Unfortunately due to the straight-line rent accounting methods, only the 6.8% decline is reflected in the P&L statement, though the rent decline is far worse at 10.5%. To get a true picture it's best to adjust these 'unbilled rents' that the company anyway discloses.

Straight-Line Rents Mask The Actual Declines

(Click to view enlarged image)

Source: Gridstone Research

As seen from the graphic above, straight-line accounting added ~7M of 'non-cash' rent revenues to the Fiscal 2009 number. If this is excluded, the rent revenue increase is from $593 M to $609M. If this exercise is repeated for previous fiscals, it shows that the rent revenue increase even in 2004-2006 (the peak) has not been that much. However, since most leases were for at least 5-7 years and had step-up clauses, the rental income increase in those periods were exaggerated due to straight-line rent accounting.

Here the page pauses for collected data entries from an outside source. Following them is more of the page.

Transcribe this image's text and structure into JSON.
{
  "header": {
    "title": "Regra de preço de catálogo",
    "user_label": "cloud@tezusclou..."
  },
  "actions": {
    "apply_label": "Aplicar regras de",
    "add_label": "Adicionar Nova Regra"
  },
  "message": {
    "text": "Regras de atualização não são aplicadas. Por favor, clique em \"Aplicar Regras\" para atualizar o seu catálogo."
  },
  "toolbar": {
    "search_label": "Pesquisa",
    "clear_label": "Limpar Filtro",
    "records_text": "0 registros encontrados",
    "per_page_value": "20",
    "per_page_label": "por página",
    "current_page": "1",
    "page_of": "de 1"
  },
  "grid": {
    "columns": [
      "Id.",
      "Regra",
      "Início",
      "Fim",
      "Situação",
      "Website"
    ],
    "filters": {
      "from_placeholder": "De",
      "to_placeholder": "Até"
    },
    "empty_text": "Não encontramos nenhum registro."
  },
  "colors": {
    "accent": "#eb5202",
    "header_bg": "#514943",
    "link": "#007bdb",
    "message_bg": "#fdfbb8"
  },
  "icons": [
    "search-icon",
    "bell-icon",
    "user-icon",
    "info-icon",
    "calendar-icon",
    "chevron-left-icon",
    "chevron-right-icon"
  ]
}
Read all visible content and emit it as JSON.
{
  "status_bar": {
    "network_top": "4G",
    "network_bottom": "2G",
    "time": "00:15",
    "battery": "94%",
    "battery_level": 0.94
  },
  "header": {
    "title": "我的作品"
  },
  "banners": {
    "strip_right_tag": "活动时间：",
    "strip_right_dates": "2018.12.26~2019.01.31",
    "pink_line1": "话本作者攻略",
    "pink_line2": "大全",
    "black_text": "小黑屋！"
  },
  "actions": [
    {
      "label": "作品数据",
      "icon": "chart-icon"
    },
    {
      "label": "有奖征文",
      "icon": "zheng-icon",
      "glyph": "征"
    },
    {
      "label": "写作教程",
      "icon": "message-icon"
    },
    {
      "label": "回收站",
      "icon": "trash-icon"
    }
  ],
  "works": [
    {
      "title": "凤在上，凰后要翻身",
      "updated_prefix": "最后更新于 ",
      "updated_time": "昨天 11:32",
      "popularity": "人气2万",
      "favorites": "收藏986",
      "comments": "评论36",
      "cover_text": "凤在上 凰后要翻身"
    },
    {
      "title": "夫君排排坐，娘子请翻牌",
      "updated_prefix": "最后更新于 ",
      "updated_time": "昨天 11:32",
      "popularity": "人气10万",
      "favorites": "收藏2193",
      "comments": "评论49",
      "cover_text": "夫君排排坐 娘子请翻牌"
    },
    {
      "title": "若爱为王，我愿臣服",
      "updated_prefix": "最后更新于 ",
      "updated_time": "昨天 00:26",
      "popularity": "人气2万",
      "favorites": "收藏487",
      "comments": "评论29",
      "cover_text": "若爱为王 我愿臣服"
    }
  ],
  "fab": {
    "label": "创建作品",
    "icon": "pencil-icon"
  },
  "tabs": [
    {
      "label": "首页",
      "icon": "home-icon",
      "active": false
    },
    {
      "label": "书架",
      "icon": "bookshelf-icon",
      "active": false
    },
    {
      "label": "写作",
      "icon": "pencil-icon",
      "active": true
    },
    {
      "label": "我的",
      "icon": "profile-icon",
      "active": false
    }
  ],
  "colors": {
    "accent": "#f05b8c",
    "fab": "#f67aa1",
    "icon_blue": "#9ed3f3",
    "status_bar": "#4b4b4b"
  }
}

As the new leases and lease renewals come in at lower rent realizations, the 'adjusted' FFO declines even more than FFO reported on a GAAP basis.

Adjusted FFO Will Show A Sharper Decline

(Click to view enlarged image)

Source: Gridstone Research

As seen from the data above, adjusted FFO( FFO-unbilled rent adj.) declined from $286M in 2007 to $274M in 2008 to $268 M in 2009. On a per share basis, the impact is at least 8-10 cents per share. Though the impact is minor in Mack-Cali's case, it could be significant for many other REITS which had a sharp increase in rent revenues in 2005-08 and rent realizations declined in 2009. What it conveys is that REIT financial reporting needs another layer of analysis and normalization before a true picture emerges.

Both in terms of FFO and rent revenue increases reported, investors need to carefully look at the causes and see if there is any 'organic' increase or if other factors are masking the actual increase / decrease in rents. Clearly a 10% rent realization decline (cash rent declines in Mack-Cali's case, which reflects actual market asking prices) is more stark than a 6% decline as per GAAP reporting. Another concern is that if occupancies continue to remain below 93-95%, all commercial REITS will find that the cash rents roll-down of 8-10% for new leases and lease renewals will continue in 2010. While this will not immediately impact rent revenues reported as per GAAP due to the long-term nature of such leases, the 'adjusted' FFO numbers decline.

The broader question is : Should GAAP do away with straight-line rent accounting? I think so, as it distorts the true picture in a cyclical industry like CRE. Another option is that straight-line accounting should be allowed for short-time frames of only, say, 3-4 year leases and not for all leases as that tenure could represent a typical boom-bust cycle in CRE.